From the Inside Edge launch party. People are actually smiling whilst playing Poker, rather than looking sullen, which is the norm.You’ll also be pleased to hear that whilst you have to deliver a professional product at the end of the day if you want to charge half decent money, you perhaps don’t need as much equipment as you might think. Here are the basics:
- 2 bodies. A basic professional requirement in case one goes South, but also very useful, as you can have one rigged with a standard zoom and a flashgun, and the other with a long zoom, or a fast prime, allowing you to get ambient/candid shots. Both bodies don’t need to be the same spec - as long as they’re part of the same system you can easily have one main, expensive one, and a much cheaper backup.
- A decent flashgun. Doesn’t have to be a top of the range marque gun from Nikon or Cannon, but anything with a guide number over 40 will do a decent job. Essentially, the more features it has, the less time you’ll spend buggering about with it, but I managed for years and years with a Metz 45 CL-4!
- 2 decent zooms. I’d suggest a 24-70, and a 70-200, and if you can afford it, constant f2.8’s, you’ll really appreciate it when shooting in dark locations.
- Spare batteries and memory cards. Obvious, but I’ve known more than one snapper run out on a job.
- Comfy straps - you’ll be on your feet for hours - I love the Black Rapid system, and can’t imagine shooting without them. Also, something decent to carry everything in, and again, I can highly recommend the LowePro vertex - I’ve had mine for 7 years, and it’s still going strong. I can honestly say I’ve never owned a better camera bag.

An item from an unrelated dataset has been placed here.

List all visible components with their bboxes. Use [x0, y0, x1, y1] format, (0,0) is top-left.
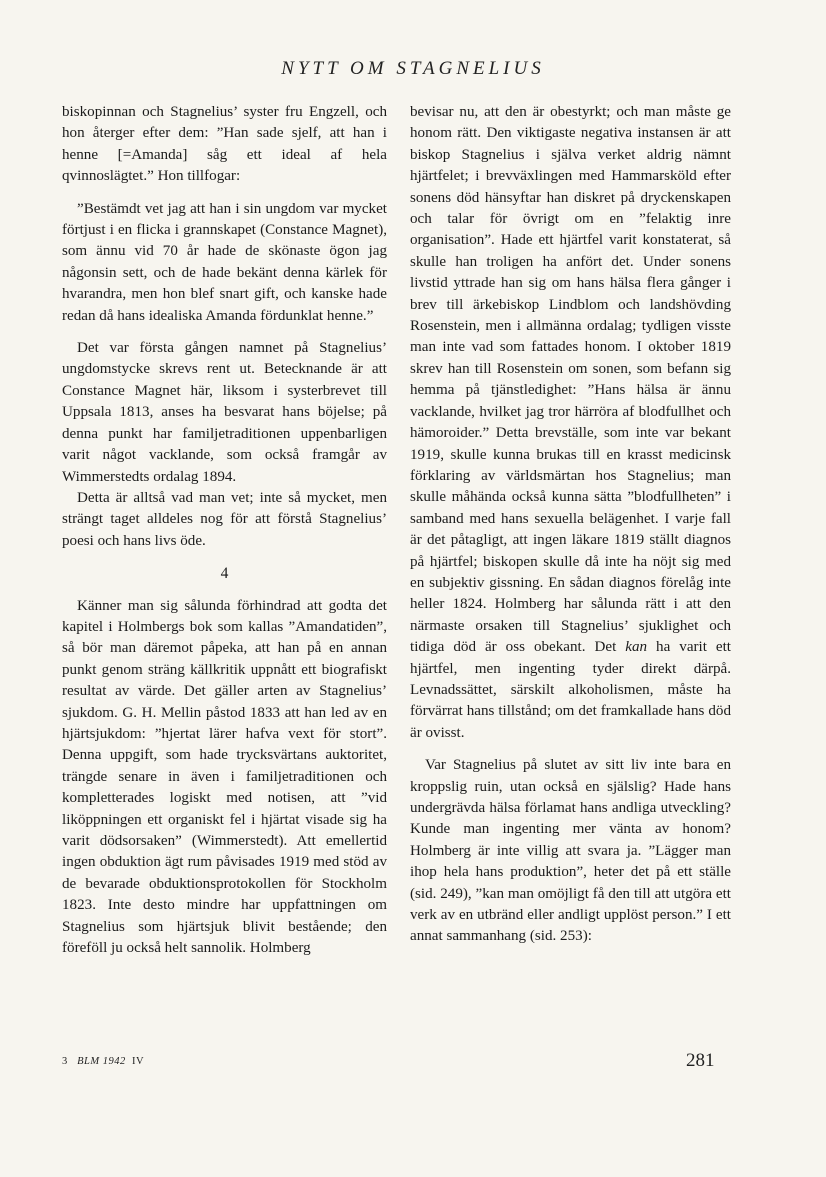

- A smart tie - stuffed carefully into your camera bag, so you never get caught out at the entrance to some hotel ballroom or other.
- A laptop - being able to deliver stuff on the day can be a godsend. Not only will clients love you for it, but it speeds up your workflow and means that you’re not working on stuff for days afterwards. I’d also shove in a handful of memory sticks that you’re prepared to hand over at the end of the job. Expect to get about 50% of them posted back, a good chunk of people simply forget about them and you’ll never see them again.
- Business cards. You never know who you’ll meet. Needless to say, everything backing this business card up should be in place - website, social media feeds etc. Make sure that when they look you up they like what they see, and it matches your professional behaviour on the shoot.
- If you want to take things further, look at building up a location lighting kit. You may want to start down the Strobist route, or go for mains powered units. Personally I use both all the time, but for things like corporate headshots, mains stuff is that bit more useful.
|A business conference for PriceWaterhouseCoopers. I can't for the life of me remember what the subject matter was, but it probably involved tax......|
One important caveat, whilst these sort of jobs can be very useful indeed for getting started, earning money from photography, and getting your face known, there is always the catch that you might get trapped in this sort of work, as it becomes what you’re known for. We all know there’s quite a difference between shooting the awards do or Christmas Party for some massive company, and shooting their worldwide advertising campaign. If you’re shooting the former, and eventually want to shoot the latter, then at some point you’ll have to make a conscious choice to stop doing this sort of work. I’ve written about this sort of thing before, and I’m sure I’ll be writing about it again in future.